As a sauropod, Uberabatitan would have been a large, quadrupedal herbivore with a long neck. It has been estimated that Uberabatitan ribeiroi could reach a length of 26 m, although most known specimens are of much smaller individuals.

Although the skull of Uberabatitan is unknown, it may belong to a clade of titanosaurs that were characterized by a broad, squared-off snout. The teeth possibly referable to Uberabatitan are slender and chisel-like, as in other titanosaurs.

As in many other sauropods, Uberabatitan had hyper-elongate cervical ribs, much of the length of which was formed by ossified tendons.

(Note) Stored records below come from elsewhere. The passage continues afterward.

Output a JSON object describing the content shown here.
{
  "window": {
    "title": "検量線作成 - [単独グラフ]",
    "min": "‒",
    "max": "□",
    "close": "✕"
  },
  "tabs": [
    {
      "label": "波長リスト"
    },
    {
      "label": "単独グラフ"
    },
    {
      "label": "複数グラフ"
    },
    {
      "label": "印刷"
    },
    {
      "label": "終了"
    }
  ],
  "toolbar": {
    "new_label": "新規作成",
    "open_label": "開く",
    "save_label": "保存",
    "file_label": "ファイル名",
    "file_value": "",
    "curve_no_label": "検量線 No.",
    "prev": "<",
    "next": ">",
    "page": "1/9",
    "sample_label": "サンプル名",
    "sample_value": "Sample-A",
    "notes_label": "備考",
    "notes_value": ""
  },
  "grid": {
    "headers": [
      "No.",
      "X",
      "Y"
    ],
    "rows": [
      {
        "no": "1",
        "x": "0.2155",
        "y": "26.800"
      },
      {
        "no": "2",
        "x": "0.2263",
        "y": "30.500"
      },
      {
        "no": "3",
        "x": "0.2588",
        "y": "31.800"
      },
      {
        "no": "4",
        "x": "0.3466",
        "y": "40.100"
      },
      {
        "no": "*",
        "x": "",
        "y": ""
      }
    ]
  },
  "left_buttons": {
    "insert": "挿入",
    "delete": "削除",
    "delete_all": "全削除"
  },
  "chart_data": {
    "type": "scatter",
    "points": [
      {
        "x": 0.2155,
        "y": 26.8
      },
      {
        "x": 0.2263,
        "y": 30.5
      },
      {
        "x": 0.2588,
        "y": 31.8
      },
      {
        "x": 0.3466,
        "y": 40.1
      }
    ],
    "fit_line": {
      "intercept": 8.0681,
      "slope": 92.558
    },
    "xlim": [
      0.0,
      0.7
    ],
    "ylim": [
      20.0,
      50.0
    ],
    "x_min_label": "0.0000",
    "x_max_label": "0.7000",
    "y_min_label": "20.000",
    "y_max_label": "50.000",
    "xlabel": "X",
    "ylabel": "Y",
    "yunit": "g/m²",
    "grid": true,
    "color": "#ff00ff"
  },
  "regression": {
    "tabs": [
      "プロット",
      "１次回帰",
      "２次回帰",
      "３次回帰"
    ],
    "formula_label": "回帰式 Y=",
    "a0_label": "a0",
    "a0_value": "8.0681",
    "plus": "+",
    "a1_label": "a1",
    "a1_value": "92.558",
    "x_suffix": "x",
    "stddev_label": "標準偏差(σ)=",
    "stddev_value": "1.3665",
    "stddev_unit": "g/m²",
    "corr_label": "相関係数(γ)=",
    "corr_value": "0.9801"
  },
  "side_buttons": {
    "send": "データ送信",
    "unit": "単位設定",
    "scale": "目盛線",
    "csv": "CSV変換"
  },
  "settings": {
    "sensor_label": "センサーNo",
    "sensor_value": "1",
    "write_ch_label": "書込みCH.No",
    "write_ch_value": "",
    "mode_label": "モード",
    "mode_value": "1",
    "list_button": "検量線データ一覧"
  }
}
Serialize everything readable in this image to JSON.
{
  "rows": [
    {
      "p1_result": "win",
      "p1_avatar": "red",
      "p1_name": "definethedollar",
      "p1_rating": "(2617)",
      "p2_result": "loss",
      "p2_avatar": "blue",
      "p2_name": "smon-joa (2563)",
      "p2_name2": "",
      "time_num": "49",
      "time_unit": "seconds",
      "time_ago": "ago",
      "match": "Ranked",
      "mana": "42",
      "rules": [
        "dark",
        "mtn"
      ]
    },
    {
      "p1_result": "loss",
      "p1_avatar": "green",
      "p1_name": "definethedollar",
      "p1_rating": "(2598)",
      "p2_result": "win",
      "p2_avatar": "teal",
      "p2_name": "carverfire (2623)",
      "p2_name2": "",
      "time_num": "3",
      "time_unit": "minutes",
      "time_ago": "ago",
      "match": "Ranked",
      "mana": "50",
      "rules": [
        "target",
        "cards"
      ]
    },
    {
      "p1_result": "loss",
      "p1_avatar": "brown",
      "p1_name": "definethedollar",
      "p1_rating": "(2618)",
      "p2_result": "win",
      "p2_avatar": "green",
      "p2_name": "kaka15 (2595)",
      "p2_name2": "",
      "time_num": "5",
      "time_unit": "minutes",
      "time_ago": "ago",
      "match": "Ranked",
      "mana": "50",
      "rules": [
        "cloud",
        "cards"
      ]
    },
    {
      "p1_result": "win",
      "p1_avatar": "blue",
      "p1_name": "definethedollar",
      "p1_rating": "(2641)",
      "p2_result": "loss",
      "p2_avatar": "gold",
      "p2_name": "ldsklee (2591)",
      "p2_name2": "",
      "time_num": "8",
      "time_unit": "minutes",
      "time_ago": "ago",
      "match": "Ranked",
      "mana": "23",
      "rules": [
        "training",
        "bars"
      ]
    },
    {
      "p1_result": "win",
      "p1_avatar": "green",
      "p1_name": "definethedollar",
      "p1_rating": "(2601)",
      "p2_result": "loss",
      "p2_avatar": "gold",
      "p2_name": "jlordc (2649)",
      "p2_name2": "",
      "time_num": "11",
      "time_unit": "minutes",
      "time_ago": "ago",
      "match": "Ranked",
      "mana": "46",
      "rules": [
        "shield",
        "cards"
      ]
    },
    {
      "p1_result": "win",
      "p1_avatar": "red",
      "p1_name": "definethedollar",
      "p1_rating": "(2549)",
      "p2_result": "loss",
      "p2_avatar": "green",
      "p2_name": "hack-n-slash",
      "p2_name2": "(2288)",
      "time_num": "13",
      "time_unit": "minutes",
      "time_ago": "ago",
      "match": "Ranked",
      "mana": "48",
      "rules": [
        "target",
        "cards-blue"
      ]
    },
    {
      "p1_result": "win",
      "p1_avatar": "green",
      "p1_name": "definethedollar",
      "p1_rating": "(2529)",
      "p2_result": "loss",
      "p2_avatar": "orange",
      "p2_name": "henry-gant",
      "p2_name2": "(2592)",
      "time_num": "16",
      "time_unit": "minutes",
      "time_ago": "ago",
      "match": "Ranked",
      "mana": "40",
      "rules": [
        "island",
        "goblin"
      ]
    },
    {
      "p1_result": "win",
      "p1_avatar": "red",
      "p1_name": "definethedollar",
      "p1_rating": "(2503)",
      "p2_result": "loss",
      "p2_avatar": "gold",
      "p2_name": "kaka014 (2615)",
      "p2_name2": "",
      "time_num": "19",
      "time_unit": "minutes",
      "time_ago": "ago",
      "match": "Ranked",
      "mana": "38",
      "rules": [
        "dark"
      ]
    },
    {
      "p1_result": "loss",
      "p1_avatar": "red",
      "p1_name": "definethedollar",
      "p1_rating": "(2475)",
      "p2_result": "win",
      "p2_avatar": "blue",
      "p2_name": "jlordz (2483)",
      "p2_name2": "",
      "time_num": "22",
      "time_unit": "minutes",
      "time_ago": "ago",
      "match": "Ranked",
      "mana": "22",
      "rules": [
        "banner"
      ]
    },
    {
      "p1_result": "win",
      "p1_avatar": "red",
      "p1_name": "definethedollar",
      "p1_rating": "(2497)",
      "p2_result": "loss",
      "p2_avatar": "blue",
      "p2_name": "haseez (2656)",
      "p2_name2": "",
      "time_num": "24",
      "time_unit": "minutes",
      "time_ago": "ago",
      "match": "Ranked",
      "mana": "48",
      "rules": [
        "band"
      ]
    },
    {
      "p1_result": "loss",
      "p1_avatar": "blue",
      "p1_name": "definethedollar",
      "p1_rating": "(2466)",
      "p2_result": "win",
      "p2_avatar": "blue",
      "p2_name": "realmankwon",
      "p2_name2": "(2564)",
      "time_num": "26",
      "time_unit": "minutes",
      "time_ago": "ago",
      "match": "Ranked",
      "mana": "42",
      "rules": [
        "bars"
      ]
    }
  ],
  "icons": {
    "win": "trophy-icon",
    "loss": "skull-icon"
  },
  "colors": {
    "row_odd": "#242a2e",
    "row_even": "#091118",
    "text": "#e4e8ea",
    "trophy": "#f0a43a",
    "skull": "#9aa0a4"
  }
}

The tibia and fibula of Uberabatitan exhibit some taxonomically significant traits. The tibia has a robust lateral protuberance that articulates with a medial knob on the fibula, which is an autapomorphy of Uberabatitan ribeiroi. As in Laplatasaurus, but unlike most titanosaurs, there is a concave surface behind the lateral tuberosity of the fibula.

==Classification==
Phylogenetic position of Uberabatitan in an analysis by Silva and colleagues in 2019:

Possible close relatives of Uberabatitan include Laplatasaurus and Brasilotitan. Gallina and Otero recovered Laplatasaurus as the sister taxon of Uberabatitan in an analysis that did not include Brasilotitan. Navarro and colleagues and Filippi and colleagues have recovered Brasilotitan as the sister taxon of Uberabatitan in analyses that did not include Laplatasaurus. Silva and colleagues regarded a close relationship between Uberabatitan and Brasilotitan "possible"; their analysis recovered a polytomy of Brasilotitan, Uberabatitan, and a clade containing other members of Aeolosaurini. In an analysis that included neither Laplatasaurus nor Brasilotitan, Uberabatitan was recovered as a member of Aeolosaurini most closely related to Bravasaurus, Gondwanatitan, and Trigonosaurus.

==Paleobiology==
Uberabatitan, like other sauropods, underwent rapid, uninterrupted growth early in life. Individuals closer to maturity would have transitioned to cyclical growth, with periodic slowdowns in their growth rate.